PHOENIX — Their styles are polar opposites, Death Valley to Mt. Whitney. Brad Ziegler delivers the baseball from his shoe tops, Josh Collmenter from the oustretched angle of a student who knows the answer and is eager to be called on in class.
The contrast stops there. Each is among the best in the major leagues at his given task in the Diamondbacks’ bullpen, and if national attention escapes them, their value is not lost on their teammates.
“You need them in order to win,” Diamondbacks infielder Willie Bloomquist said.
“Every good team has guys like that. They don’t care about the headlines. They don’t care about being the big-name guys. They just go out and do their job, and they do it well. They are guys you count on when everything else is kind of going haywire. They are the old reliables that you throw in there to get us out of a tough jam.”
The All-Star Game is three weeks away, and another year seems certain to pass without pitchers who do not either start games or record saves receiving a platform to show their stuff. The numbers guys always get the glory.

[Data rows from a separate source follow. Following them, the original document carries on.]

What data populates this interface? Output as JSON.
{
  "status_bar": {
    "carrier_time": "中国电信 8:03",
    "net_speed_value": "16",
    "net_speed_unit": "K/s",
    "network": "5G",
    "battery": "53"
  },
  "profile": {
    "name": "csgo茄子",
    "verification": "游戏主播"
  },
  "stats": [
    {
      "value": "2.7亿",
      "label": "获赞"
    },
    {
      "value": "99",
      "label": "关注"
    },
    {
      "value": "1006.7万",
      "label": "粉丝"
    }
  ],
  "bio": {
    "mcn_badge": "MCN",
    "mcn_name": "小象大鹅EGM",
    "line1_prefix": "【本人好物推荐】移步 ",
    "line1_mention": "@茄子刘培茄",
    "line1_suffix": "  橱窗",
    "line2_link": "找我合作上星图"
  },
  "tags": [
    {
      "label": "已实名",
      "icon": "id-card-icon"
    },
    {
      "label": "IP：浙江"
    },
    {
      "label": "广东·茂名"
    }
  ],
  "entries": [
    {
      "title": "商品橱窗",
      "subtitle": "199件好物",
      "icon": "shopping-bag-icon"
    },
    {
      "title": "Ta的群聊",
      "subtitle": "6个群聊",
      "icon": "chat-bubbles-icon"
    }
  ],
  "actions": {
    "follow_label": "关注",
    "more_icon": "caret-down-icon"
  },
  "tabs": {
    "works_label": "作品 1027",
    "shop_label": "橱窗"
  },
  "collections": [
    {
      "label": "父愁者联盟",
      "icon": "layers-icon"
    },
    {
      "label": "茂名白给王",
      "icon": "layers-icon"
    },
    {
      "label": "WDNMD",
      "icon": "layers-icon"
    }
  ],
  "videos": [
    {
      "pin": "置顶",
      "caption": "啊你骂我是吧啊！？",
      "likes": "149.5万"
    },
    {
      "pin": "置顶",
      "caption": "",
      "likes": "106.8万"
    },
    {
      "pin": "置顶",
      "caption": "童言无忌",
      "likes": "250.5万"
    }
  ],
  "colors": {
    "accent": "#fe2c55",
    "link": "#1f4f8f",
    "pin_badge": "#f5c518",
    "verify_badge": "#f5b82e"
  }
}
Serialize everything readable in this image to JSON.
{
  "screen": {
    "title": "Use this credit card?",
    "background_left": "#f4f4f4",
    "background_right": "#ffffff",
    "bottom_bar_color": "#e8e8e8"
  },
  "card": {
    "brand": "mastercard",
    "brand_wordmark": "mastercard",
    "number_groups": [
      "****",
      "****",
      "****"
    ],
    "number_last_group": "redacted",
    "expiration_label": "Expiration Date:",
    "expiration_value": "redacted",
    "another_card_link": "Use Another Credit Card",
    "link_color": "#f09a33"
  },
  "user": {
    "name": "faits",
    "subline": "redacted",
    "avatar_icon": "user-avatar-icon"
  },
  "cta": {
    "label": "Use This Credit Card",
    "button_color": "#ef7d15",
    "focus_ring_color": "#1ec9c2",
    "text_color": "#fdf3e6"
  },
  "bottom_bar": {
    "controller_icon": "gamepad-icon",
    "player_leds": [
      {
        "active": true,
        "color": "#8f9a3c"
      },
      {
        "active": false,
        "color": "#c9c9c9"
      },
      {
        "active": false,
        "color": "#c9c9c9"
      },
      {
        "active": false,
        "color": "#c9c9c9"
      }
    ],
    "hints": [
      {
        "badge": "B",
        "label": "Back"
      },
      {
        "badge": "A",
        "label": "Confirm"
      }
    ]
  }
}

But a case can be made that Ziegler is the best middle reliever and Collmenter the best long reliever in the National League.
Ziegler, one of Kevin Towers’ early acquisitions, is 4-1 with a 2.04 ERA in 40 appearances, tied for second in the majors, solid numbers in themselves. But the statistic that means the most has more to do with his teammates’ success.
He has inherited 32 runners and only four have scored, the best ratio in the majors for a reliever with as many chances. Part of that is his ability to induce double plays, the reason manager Kirk Gibson has so far kept him in the seventh and eighth inning rather than in the ninth. Ziegler has gotten six double-play grounders this season after getting 21 last year, the most by a reliever in the majors.
“It is a weapon. He keeps the ball down,” D-backs catcher Miguel Montero said. “He’s funky. It’s hard to pick the ball out of his hand. You see the ball late, and when you see the ball late, you get jammed. It’s not a comfortable at-bat.”
Collmenter, 3-0 with a 2.43 ERA, is second in the National League with 40 2/3 relief innings, and he already has set a D-backs franchise record by going four innings or more in relief three times. He has won two of those games, with five innings against the Cardinals on April 3 and four more against them on June 4.
His most impressive all-in-a-day’s-work moment came last week, when he gave up one hit in six innings in an emergency role after Trevor Cahill was forced to leave in the second inning Wednesday after being struck by a line drive. It is all part of his job — he is the guy who started on 13 minutes’ notice last summer, when Joe Saunders could not get loose in the bullpen on June 22 and pitching coach Charles Nagy made the call to go with Collmenter.
“Josh never gets the value that he really deserves,” Montero said. “He is another starter for us, pretty much. He’s ready to get the ball every day. He can give you 75 quality pitches. Every time.”
Ziegler and Collmenter know anonymity comes with the turf, and they can handle that.
“I tell people all the time, the job I’m in, you only get interviewed when you do bad,” Ziegler said. “If you get three outs, no one ever talks to you. I have no problem with that. It’s part of the life.
“As a middle reliever, you are not going to rack up a whole lot of personal stats. The key is, did we win the game? We feel like when we come in, our job is to get outs and give our team a chance. This is a great late-inning team. We know all we have to do is keep it close, and these guys are going to erupt at some point.”
The D-backs have 21 come-from-behind victories and 18 victories in their last at-bat, in large part because Ziegler, Collmenter and the rest of the bullpen can keep the team close even after a rocky start. The D-backs have won nine games in which they’ve trailed by at least two runs.
“We’ve had injuries,” Bloomquist said, “but they are a good reason why we are maintaining the place we are at. Those two guys are the unsung heroes of this team. They are guys you count on to come in when the fire is burning, and they usually put it out.
Ziegler has a good idea when he will be used, but Collmenter’s role is more fluid. He could enter in the second inning, as he did last week. It could be the 12th. Whatever, he remains prepared.
“You never want to go in when a guy is hit by a comebacker or hurt, but that is what I am there for, to fill that hole and that role,” said Collmenter, who found his niche a month into 2012 after being used primarily as a starter for his first season-plus.
“There are always unique things that are going to happen. There are so many games, It is not always going to be predictable. Certain people talk about not being able to get up or be psyched in blowout games. But you still have to go out and get guys out. Being able to fill in and relish this role, I enjoy it.”